After a couple of songs, every taste bud in my aesthetic body yelled: “We miss Freddy!” Initially, I just had to agree, and joined the choir. After all, I summed up my last concert experience (at least I believed it would be my last), writing “About Guitars and Kissing”, my eulogy to Freddy Koella, the guy who plays in Dylan’s style, but actually knows how to play.
But being the rational academic I am paid to be, I had to pass beyond that kind of populist clamour from the lowly senses — I had to think about it. Why has Dylan let Freddy go (or kicked him out?!) and replaced him with this? Images flash by: Michael Bloomfield — savage (and dead, of course). Robbie Robertson — there is a second-and-a-half scene in Eat the Document, just a soundcheck, where Robbie plays a few tones in E major and proves what a tremendous guitarist he was. Fred Tackett — he may wear glasses (so do I), but don’t let that fool you; he could be mean too. G. E. Smith — not my favorite guitarist, but there certainly was a bite there, some rough edges which we haven’t heard again before the days of Koella, paired with a certain dexterity which could become quite furious. J. J. Jackson — probably my favorite NeverEndingTour guitarist before Koella…
And now…! Where in this lineage does the current band belong?! Why is it that I suddenly came to think of Hearts of Fire in the middle of the show?
Again: Why does he do it? He used to say, about the mid-eigthies, that he didn’t know what his songs meant any longer. Well, he doesn’t seem to now either. “Leledi-laaay“, “painting the passports brown“, “justlikea woman” — all sung to the same melody, with the same emotional character. He might as well have sung “two litres of milk“, or “upmg kfadl ksdfie ewok” — it wouldn’t have mattered more, or less.
I’m not going to analyse him or his motives — is he just doing it for the money? is it just this pact with the Commander-in-Chief? Is it, perhaps, just another day at the office? — but my impression is that he is no longer hungry, he is no longer nervous, he is tired and content. It may be a very long time since he last went to the beach and danced with one hand waving free, but up until recently he has sounded like he wanted to. Not anymore. He’d be afraid of getting dirt on his boots, he’d be repulsed by the fish, he’d be too tired to walk through the dunes. He was so much younger then. That bothers me, much more than the lack of melodic variety.
I’m not talking about age here, but about guts and hunger, interest and desire. If he doesn’t know what it’s like on the beach any more and by the way doesn’t want to either, then why on earth does he have to sing about it? Why doesn’t he give us something he’s interested in? He obviously loves old music, the kind of songs he rips off and records with new lyric collages, the kind of stuff he sings when he’s all by himself. That’s what he does amazingly well, so why not do it more? How about ditching the war-horses — they’re as tired as him — and playing a show once in a while, with Doc Boggs, Gene Austin, Johnny and Jack, Charles Aznavour, stuff we know he loves?
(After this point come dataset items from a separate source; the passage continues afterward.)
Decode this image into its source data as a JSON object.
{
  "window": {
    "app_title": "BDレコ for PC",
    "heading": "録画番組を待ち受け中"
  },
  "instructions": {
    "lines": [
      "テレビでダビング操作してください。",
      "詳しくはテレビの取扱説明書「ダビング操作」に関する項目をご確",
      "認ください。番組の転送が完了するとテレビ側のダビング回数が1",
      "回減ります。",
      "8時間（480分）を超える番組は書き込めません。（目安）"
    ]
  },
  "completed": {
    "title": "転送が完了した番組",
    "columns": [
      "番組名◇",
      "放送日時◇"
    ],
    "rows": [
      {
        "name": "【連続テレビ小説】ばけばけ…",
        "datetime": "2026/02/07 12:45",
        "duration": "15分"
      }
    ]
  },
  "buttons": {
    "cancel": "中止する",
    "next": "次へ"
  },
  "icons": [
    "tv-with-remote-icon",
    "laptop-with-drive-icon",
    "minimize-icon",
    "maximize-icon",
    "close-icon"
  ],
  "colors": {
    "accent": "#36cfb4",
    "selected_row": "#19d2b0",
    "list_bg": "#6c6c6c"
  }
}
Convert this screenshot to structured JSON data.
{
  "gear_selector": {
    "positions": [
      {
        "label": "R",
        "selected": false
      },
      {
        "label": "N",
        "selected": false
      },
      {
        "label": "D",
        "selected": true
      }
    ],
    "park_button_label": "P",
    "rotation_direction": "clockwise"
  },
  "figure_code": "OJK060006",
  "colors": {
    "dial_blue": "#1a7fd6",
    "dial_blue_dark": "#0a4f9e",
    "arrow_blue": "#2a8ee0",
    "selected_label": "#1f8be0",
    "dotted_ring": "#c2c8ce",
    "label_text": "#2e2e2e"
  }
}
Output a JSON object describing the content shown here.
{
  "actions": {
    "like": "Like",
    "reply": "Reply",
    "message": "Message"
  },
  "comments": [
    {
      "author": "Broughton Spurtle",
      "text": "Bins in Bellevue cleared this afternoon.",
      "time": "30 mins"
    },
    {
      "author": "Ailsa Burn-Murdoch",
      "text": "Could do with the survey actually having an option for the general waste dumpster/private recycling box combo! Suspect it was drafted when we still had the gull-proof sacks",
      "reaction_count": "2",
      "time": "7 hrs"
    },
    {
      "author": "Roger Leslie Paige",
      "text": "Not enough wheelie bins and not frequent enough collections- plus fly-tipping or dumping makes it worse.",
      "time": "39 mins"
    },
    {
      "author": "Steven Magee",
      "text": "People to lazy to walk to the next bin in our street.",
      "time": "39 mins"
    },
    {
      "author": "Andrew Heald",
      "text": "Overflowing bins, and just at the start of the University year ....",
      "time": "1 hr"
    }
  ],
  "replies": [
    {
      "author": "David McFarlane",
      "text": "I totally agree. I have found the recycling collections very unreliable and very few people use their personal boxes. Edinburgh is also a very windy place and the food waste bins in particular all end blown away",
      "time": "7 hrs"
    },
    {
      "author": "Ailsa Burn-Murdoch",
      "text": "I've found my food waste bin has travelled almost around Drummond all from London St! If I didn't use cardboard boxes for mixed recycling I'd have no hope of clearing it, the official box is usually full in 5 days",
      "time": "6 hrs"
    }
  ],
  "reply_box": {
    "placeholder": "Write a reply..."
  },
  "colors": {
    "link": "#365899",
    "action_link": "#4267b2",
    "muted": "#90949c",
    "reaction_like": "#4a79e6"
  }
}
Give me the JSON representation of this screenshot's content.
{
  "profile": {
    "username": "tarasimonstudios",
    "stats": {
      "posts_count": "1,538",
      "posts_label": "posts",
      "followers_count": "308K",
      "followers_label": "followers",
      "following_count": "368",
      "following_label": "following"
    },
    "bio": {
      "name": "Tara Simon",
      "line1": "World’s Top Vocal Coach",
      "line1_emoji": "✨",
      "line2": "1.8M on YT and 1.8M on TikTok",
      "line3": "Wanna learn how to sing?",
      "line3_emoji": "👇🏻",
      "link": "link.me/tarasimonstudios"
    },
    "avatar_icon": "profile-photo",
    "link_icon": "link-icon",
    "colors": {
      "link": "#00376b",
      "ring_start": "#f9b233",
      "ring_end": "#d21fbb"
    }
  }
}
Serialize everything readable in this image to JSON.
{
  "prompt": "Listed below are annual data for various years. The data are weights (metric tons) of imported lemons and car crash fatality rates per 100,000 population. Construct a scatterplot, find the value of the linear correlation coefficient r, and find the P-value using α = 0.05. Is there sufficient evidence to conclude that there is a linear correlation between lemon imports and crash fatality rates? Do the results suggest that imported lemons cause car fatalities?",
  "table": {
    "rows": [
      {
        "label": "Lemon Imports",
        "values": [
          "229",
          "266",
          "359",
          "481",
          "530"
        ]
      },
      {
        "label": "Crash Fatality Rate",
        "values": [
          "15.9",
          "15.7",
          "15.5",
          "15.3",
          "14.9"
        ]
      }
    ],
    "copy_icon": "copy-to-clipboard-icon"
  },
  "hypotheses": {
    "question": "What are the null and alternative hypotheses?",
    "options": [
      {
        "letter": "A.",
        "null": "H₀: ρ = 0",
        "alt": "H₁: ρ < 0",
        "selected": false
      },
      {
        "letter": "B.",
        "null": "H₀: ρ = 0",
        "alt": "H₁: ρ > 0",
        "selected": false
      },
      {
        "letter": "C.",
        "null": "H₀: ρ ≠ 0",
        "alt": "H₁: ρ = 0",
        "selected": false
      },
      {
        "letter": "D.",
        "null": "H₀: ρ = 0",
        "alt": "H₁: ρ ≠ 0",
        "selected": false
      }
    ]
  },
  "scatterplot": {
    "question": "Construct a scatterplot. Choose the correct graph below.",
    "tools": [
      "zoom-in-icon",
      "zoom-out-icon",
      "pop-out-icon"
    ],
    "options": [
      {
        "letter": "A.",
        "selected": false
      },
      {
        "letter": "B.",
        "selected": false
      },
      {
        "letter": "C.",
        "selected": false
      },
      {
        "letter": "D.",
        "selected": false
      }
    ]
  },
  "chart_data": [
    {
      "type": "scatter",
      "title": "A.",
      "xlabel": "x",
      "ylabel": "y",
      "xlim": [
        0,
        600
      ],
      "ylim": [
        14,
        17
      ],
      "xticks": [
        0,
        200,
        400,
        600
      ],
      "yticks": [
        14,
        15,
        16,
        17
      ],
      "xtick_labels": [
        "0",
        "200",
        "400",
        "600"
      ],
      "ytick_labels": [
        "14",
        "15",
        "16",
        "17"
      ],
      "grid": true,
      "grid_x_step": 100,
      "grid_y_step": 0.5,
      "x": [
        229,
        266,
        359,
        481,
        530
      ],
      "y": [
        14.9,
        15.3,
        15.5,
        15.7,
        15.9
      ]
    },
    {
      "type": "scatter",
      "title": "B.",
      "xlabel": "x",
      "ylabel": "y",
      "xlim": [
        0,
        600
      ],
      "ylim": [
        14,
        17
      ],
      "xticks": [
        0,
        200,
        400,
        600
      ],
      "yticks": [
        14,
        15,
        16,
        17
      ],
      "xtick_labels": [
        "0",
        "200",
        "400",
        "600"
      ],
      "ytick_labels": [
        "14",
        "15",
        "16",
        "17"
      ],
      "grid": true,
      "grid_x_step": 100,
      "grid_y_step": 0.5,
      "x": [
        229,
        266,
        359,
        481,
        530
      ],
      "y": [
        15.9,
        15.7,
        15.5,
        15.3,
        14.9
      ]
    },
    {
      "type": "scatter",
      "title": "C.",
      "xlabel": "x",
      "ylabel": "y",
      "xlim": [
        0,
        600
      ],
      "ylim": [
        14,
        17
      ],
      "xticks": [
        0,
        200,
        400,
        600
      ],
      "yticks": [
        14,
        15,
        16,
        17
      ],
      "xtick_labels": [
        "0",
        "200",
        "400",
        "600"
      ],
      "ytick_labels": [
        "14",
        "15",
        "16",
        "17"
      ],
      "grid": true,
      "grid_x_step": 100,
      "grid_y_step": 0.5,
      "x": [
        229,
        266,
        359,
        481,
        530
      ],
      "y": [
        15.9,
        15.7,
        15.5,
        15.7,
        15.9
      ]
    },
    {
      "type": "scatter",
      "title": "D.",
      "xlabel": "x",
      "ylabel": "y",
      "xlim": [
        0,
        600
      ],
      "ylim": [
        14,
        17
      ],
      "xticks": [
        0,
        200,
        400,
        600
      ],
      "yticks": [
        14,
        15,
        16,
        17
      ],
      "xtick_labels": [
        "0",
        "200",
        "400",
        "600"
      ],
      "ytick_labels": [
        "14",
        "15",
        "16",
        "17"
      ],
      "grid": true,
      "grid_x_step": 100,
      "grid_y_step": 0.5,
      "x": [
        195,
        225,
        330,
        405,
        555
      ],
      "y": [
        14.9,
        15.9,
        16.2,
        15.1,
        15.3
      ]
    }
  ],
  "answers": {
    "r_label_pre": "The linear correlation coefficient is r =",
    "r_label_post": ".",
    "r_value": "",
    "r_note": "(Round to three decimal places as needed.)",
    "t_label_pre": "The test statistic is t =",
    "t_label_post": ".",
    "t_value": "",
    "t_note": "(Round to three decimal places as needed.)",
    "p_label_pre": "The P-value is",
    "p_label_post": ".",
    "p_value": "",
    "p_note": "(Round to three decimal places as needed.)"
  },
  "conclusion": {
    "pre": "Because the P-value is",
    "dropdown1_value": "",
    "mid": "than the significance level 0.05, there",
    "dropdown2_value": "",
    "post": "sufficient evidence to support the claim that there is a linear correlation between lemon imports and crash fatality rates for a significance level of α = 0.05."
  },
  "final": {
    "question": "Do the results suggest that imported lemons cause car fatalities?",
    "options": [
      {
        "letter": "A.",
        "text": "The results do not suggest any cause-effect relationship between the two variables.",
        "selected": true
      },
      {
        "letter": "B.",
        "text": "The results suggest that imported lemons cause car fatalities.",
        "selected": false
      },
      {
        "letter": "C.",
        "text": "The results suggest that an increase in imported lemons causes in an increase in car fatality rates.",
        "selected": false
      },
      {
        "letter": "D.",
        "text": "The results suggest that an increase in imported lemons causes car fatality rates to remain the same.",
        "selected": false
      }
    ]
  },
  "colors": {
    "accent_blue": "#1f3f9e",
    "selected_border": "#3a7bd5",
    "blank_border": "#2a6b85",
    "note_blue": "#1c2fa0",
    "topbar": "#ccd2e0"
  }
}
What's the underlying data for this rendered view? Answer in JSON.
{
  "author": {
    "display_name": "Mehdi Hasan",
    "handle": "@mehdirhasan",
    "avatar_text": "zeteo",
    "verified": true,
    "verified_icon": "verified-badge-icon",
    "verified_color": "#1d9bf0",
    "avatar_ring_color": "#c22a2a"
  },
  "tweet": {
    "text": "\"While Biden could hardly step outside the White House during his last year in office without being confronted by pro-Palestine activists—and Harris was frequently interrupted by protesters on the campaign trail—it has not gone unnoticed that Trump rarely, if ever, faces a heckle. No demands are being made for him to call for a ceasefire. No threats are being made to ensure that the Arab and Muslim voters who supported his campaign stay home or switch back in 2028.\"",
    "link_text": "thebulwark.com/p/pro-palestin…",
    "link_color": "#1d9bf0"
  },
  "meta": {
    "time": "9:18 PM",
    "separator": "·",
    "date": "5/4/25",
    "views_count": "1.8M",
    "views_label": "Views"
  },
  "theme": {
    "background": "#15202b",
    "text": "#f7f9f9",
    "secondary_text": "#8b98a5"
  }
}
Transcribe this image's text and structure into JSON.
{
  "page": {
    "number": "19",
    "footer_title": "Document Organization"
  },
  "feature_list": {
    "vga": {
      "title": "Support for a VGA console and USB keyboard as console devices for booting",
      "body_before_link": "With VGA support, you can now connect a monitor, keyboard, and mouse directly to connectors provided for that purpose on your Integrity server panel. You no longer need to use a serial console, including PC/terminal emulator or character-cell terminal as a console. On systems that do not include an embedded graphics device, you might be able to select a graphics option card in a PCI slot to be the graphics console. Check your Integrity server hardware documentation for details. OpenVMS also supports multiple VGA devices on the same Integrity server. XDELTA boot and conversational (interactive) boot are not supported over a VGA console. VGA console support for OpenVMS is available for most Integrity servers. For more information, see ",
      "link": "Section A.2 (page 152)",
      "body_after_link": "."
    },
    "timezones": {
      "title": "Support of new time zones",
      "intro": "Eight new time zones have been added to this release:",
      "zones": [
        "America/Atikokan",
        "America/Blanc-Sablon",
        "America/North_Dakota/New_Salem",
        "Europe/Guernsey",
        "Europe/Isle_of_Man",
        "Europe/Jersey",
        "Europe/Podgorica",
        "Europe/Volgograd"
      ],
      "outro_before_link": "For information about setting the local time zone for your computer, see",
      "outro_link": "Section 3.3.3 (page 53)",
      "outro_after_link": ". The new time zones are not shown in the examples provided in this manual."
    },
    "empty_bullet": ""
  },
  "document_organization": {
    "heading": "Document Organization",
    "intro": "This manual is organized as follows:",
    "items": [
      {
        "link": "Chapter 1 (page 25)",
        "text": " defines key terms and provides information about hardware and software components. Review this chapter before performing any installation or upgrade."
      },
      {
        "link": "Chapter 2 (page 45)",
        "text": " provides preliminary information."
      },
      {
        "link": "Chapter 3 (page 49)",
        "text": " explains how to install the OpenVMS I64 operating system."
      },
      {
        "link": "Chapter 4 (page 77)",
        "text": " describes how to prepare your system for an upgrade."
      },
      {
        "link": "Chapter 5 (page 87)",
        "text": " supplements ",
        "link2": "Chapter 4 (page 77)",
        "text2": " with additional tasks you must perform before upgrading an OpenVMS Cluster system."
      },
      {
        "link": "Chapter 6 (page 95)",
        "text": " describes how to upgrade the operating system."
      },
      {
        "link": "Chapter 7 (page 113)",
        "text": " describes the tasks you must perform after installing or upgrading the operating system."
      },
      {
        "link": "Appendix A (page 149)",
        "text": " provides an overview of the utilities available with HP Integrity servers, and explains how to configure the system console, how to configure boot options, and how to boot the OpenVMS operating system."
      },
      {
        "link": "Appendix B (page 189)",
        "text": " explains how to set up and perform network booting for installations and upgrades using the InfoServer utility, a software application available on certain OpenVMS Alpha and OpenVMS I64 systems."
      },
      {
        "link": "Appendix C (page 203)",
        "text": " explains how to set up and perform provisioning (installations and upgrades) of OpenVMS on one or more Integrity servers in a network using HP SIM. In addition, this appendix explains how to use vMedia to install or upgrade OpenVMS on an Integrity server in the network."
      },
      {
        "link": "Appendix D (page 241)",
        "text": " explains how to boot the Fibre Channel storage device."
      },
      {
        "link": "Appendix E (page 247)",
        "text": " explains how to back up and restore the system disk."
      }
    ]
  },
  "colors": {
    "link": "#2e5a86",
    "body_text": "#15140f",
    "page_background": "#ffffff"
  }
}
Why not? Well, because if he did, he probably wouldn’t fill the halls he plays in now. The popular response, which he finally seems to embrace and enjoy after years of resisting it an trying to destroy it, has become too pleasant, it seems.
I expect to be flamed for this. I don’t mind. I don’t either want to convince anyone who truly thinks his current shows are better than ever. I don’t have the time for that: I have boxes upon boxes of old tapes full of flame and nervous energy that I have to listen through again.